We use a compartmental model to simulate individuals transitioning across smoking and depressive states from birth to age 99 or death. The model is calibrated to reproduce smoking and depression data from the 2005-2014 U.S. National Survey on Drug Use and Health. Current smokers report smoking within the past year and smoked at least 100 cigarettes in their lifetime while those with depression report a major depressive episode in the past year. Parameters for the effects of smoking and depression on each other were drawn from existing literature.
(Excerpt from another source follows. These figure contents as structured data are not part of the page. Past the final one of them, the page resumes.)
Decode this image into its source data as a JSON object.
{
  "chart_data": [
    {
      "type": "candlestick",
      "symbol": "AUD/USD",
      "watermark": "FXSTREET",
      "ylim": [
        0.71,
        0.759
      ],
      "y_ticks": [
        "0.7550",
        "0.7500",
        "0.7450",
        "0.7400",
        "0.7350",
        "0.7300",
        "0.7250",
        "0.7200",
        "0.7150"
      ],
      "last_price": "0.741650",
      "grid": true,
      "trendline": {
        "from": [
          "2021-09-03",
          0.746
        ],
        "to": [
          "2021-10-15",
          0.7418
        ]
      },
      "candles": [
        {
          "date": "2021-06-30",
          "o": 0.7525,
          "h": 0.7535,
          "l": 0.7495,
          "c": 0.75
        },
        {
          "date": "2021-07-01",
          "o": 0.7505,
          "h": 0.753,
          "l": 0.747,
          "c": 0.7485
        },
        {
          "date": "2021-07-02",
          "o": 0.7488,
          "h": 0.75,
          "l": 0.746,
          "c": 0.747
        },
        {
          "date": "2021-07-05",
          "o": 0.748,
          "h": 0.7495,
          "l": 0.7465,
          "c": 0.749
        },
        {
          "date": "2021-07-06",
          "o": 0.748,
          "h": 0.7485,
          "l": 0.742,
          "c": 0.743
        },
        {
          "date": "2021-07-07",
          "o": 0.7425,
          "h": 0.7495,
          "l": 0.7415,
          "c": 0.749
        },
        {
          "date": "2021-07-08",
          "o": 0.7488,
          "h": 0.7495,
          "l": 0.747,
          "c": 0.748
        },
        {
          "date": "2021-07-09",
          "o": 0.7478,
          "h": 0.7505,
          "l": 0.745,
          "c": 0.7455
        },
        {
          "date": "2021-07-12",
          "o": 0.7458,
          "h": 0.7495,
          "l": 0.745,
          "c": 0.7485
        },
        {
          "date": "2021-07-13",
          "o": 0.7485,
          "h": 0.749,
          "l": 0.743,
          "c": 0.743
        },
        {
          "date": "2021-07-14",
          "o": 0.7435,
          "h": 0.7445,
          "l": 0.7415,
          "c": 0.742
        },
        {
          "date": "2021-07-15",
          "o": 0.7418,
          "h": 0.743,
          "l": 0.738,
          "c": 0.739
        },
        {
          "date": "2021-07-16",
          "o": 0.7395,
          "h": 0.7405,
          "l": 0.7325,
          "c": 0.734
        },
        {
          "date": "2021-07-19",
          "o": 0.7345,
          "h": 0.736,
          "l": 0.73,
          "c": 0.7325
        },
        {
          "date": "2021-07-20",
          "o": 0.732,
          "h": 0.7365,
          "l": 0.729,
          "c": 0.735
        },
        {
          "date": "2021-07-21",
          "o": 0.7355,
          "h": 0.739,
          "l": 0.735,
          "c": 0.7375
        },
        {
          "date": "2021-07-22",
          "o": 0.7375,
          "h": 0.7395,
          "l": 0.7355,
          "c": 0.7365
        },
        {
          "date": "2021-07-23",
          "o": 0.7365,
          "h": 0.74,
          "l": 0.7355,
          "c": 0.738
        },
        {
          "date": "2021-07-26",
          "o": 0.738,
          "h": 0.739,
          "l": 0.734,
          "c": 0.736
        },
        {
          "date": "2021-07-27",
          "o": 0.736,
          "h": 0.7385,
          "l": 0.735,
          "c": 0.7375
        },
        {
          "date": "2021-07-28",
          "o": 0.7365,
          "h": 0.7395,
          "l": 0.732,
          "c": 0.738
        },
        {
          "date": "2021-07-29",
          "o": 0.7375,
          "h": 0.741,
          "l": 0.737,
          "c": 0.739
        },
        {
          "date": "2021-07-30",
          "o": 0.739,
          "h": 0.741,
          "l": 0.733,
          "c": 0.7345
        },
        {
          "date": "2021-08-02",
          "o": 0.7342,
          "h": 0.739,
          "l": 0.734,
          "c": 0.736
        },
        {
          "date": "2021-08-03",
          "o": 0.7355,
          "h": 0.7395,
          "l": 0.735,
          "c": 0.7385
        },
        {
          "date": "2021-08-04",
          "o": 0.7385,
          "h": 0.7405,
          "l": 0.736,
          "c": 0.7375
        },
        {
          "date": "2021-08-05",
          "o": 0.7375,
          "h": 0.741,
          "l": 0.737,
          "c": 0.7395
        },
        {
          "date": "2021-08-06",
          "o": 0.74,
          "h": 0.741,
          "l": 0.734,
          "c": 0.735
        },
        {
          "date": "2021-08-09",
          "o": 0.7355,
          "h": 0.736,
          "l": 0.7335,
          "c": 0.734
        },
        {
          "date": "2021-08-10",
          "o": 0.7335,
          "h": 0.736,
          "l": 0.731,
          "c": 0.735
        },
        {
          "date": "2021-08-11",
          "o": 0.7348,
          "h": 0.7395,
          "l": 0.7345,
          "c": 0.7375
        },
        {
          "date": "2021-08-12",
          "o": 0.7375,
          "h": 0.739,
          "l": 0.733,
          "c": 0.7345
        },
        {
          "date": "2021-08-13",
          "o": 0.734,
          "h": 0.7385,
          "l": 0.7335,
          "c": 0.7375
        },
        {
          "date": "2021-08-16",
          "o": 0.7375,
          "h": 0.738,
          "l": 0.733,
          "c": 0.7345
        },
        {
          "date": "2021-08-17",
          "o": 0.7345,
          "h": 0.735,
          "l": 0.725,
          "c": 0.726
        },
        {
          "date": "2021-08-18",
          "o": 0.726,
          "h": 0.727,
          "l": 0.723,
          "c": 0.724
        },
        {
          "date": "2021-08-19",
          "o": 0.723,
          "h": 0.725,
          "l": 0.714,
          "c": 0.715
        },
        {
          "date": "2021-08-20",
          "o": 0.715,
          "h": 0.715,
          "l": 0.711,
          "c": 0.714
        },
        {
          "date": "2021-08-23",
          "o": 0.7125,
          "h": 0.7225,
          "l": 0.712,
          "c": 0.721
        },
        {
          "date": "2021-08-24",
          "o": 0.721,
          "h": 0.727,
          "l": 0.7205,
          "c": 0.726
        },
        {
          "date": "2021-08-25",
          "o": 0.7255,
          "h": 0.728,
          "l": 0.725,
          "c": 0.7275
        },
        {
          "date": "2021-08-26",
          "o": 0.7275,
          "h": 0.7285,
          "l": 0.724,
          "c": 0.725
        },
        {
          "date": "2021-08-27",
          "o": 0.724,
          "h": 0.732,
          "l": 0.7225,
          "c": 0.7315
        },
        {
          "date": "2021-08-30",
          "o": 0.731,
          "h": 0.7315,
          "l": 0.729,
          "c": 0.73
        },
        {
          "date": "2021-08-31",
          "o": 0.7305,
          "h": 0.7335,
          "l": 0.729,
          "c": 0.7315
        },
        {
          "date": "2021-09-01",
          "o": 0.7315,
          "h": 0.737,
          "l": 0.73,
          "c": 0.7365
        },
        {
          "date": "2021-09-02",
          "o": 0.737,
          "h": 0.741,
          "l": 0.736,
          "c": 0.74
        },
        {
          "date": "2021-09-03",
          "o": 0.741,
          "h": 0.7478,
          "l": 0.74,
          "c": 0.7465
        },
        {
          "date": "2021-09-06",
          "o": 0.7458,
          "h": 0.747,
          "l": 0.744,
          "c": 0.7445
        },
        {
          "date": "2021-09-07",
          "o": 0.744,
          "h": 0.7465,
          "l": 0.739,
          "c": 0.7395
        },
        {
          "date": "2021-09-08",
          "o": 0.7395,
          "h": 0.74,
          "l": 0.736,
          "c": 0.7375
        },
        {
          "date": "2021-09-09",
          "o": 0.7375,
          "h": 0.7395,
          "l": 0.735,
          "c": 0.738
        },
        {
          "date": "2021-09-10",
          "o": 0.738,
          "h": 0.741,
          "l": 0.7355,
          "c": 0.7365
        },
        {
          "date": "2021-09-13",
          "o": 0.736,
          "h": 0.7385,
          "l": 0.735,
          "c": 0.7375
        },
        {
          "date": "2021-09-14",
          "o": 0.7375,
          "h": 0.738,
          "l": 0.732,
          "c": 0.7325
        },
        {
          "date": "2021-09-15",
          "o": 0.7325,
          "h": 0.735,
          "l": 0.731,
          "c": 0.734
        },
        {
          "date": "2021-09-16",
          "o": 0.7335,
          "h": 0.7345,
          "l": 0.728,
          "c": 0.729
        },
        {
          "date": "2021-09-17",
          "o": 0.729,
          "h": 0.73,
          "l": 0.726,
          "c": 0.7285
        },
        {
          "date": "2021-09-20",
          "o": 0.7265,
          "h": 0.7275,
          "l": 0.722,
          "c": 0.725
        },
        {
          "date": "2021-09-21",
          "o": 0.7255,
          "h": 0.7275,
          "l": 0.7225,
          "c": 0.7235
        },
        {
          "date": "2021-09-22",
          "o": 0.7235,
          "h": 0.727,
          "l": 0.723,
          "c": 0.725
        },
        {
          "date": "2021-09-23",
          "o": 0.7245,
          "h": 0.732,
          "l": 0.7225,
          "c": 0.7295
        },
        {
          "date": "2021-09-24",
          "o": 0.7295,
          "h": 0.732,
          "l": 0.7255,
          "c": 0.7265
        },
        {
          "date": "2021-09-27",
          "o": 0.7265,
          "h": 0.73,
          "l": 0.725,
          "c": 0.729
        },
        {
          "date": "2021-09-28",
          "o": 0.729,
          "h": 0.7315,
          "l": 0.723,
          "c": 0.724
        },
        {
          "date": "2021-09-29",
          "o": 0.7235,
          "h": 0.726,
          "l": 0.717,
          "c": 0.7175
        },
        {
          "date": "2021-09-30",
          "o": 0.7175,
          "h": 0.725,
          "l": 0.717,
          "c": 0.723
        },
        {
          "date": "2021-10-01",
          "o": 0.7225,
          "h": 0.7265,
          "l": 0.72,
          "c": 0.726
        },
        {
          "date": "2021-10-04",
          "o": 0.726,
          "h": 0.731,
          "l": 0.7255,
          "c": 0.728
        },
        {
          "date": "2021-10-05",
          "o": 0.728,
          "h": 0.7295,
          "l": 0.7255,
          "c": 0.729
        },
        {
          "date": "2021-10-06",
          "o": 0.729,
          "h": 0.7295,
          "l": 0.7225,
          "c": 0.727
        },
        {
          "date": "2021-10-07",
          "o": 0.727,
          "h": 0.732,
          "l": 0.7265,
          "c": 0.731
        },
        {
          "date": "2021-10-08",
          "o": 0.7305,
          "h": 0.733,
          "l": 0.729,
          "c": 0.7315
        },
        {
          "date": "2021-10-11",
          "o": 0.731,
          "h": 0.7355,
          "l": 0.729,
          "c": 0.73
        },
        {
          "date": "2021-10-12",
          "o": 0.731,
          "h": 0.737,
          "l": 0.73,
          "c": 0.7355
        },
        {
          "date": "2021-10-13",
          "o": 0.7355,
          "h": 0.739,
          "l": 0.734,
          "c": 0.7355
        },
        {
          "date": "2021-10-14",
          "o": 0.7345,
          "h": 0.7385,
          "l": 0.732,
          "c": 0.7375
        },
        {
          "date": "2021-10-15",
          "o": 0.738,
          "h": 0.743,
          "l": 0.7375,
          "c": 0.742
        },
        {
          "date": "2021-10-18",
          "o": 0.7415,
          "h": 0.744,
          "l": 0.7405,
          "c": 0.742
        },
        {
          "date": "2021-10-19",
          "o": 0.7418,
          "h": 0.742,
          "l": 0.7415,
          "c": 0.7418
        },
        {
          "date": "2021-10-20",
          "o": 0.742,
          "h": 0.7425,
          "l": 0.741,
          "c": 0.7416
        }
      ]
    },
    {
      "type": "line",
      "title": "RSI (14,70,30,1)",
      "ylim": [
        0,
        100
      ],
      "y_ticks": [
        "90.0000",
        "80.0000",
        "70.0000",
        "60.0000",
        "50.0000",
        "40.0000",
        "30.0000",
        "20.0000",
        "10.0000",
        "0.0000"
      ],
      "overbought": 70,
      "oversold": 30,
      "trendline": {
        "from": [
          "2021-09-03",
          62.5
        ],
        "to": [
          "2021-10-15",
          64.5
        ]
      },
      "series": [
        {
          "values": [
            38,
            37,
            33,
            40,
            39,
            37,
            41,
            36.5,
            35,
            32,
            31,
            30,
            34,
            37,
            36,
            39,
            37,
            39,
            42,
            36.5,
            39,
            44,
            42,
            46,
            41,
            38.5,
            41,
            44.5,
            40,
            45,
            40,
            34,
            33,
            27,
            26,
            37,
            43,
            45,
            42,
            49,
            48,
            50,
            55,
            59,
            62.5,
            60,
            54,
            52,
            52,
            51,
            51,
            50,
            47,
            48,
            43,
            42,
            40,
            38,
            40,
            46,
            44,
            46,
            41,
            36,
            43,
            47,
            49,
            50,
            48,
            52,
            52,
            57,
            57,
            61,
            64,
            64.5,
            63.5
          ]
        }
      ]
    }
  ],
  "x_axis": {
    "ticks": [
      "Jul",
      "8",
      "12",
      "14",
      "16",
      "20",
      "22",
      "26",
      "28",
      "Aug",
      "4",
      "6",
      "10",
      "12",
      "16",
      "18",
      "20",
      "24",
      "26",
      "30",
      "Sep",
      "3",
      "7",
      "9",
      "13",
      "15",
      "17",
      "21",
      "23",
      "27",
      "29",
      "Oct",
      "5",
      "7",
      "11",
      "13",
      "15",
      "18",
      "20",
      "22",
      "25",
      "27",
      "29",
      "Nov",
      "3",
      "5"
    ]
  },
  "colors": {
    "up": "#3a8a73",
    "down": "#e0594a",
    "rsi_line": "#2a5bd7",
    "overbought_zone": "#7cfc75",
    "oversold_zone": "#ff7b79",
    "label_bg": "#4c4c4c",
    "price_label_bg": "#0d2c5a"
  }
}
[Smoking and depression model diagram]


From 2015 to 2050, smoking prevalence among women with depression is projected to decline by 43.5% (27.6% to 15.6%), compared to 46.9% (17.9% to 9.5%) for women who report never having had a depressive episode. Among men with depression, smoking prevalence is expected to decline by 32.0% (34.4% to 23.4%), compared to 39.0% (24.1% to 14.7%) for men who report never being depressed. The likelihood of smoking among those with depression is projected to increase.


This model can be used to examine trends and identify optimal interventions to address smoking disparities by depressive status. Smoking prevalence among people with depression is expected to decline, though not as rapidly as for those without depression. In the absence of population-level strategies, smoking and tobacco-related diseases will continue to further disproportionately burden people with depression.